# Steyr-Mannlicher Model M Professional stock



## pacecars (Dec 5, 2014)

I have owned a bunch of Steyr-Mannlicher Model M Professionals in all three stock colors and they have all had the same problem in that there is a very noticeable seam line and protrusion of the recoil pad where it meets the stock. What would be the best way to do the pad. Should I use a razor or sand it? Here is a pic that shows it:


----------



## leoparddog (Dec 5, 2014)

So the pad is too big?  I would not suggest a razor.  Too hard to get it looking smooth.  I've "shaved down" pads with a sander and with a bench grinder.  Sometimes it can help to put the pad in the freeze depending upon it's material.  

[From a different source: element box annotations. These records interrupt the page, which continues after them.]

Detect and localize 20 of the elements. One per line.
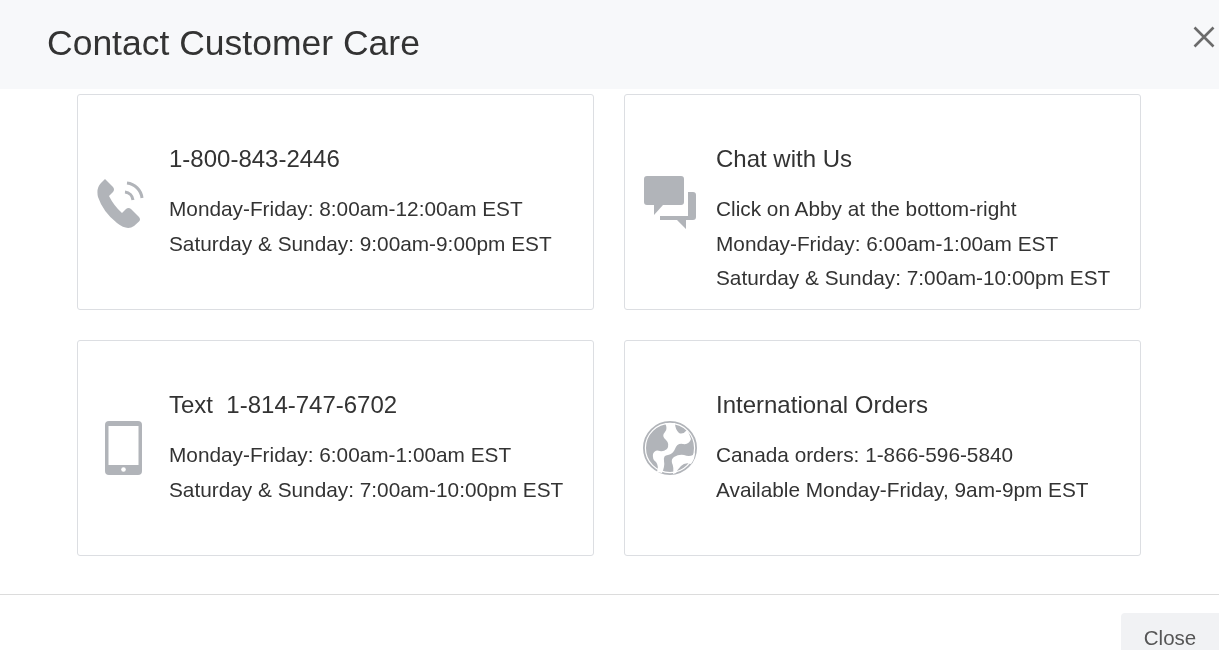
card-text: Monday-Friday: 8:00am-12:00am EST: [169, 196, 523, 222]
close-button[interactable]: [1193, 25, 1215, 48]
close-icon: [1193, 25, 1215, 48]
card-title: 1-800-843-2446: [169, 144, 340, 174]
card-text: Available Monday-Friday, 9am-9pm EST: [716, 476, 1089, 503]
card-title: International Orders: [716, 390, 929, 420]
dialog-title: Contact Customer Care: [47, 21, 420, 64]
mobile-phone-icon: [104, 421, 142, 475]
card-title: Chat with Us: [716, 144, 853, 174]
card-text: Canada orders: 1-866-596-5840: [716, 442, 1014, 468]
card-text: Saturday & Sunday: 7:00am-10:00pm EST: [169, 476, 564, 503]
globe-icon: [643, 421, 697, 475]
card-text: Monday-Friday: 6:00am-1:00am EST: [716, 230, 1059, 257]
card-text: Click on Abby at the bottom-right: [716, 196, 1017, 222]
close-button[interactable]: Close: [1121, 613, 1219, 650]
chat-bubbles-icon: [644, 175, 696, 229]
card-title: Text 1-814-747-6702: [169, 390, 398, 420]
card-text: Saturday & Sunday: 9:00am-9:00pm EST: [169, 230, 552, 257]
card-text: Saturday & Sunday: 7:00am-10:00pm EST: [716, 265, 1111, 291]
card-text: Monday-Friday: 6:00am-1:00am EST: [169, 442, 512, 468]
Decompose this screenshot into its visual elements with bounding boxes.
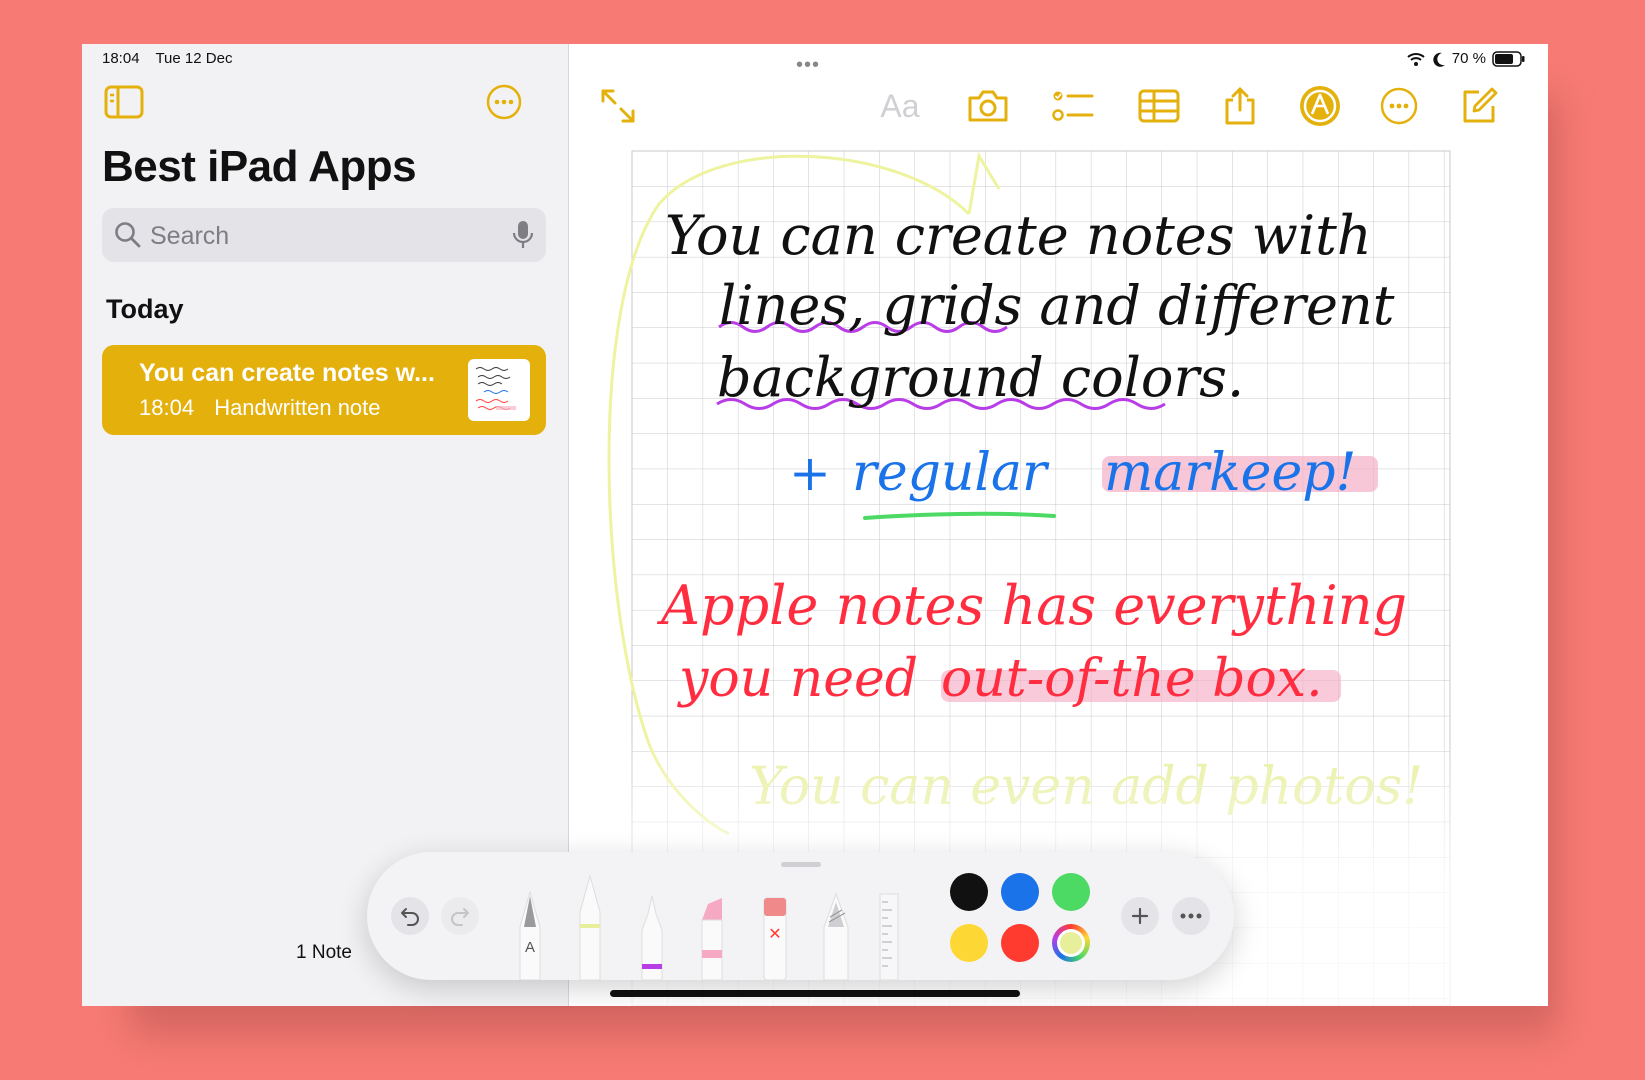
color-swatch-yellow[interactable] <box>950 924 988 962</box>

Thing is that this is a really nice gun and you may be challenged to get the sanded/shaved pad looking really nice.  I'd suggest buying an aftermarket pad that will fit closely and practicing on it before you mess up the factory pad.  If the aftermarket pad turns out fine, use it or then try your hand with the factory one.

I had good luck with Pachmayer pads with the bench grinder or belt sander and finally a finish sander to get it looking the way I wanted.


----------



## pacecars (Dec 5, 2014)

The pad is really not too big. There is a ribbon of rubber that protrudes above the stock and pad. I basically need to get rid of that.


----------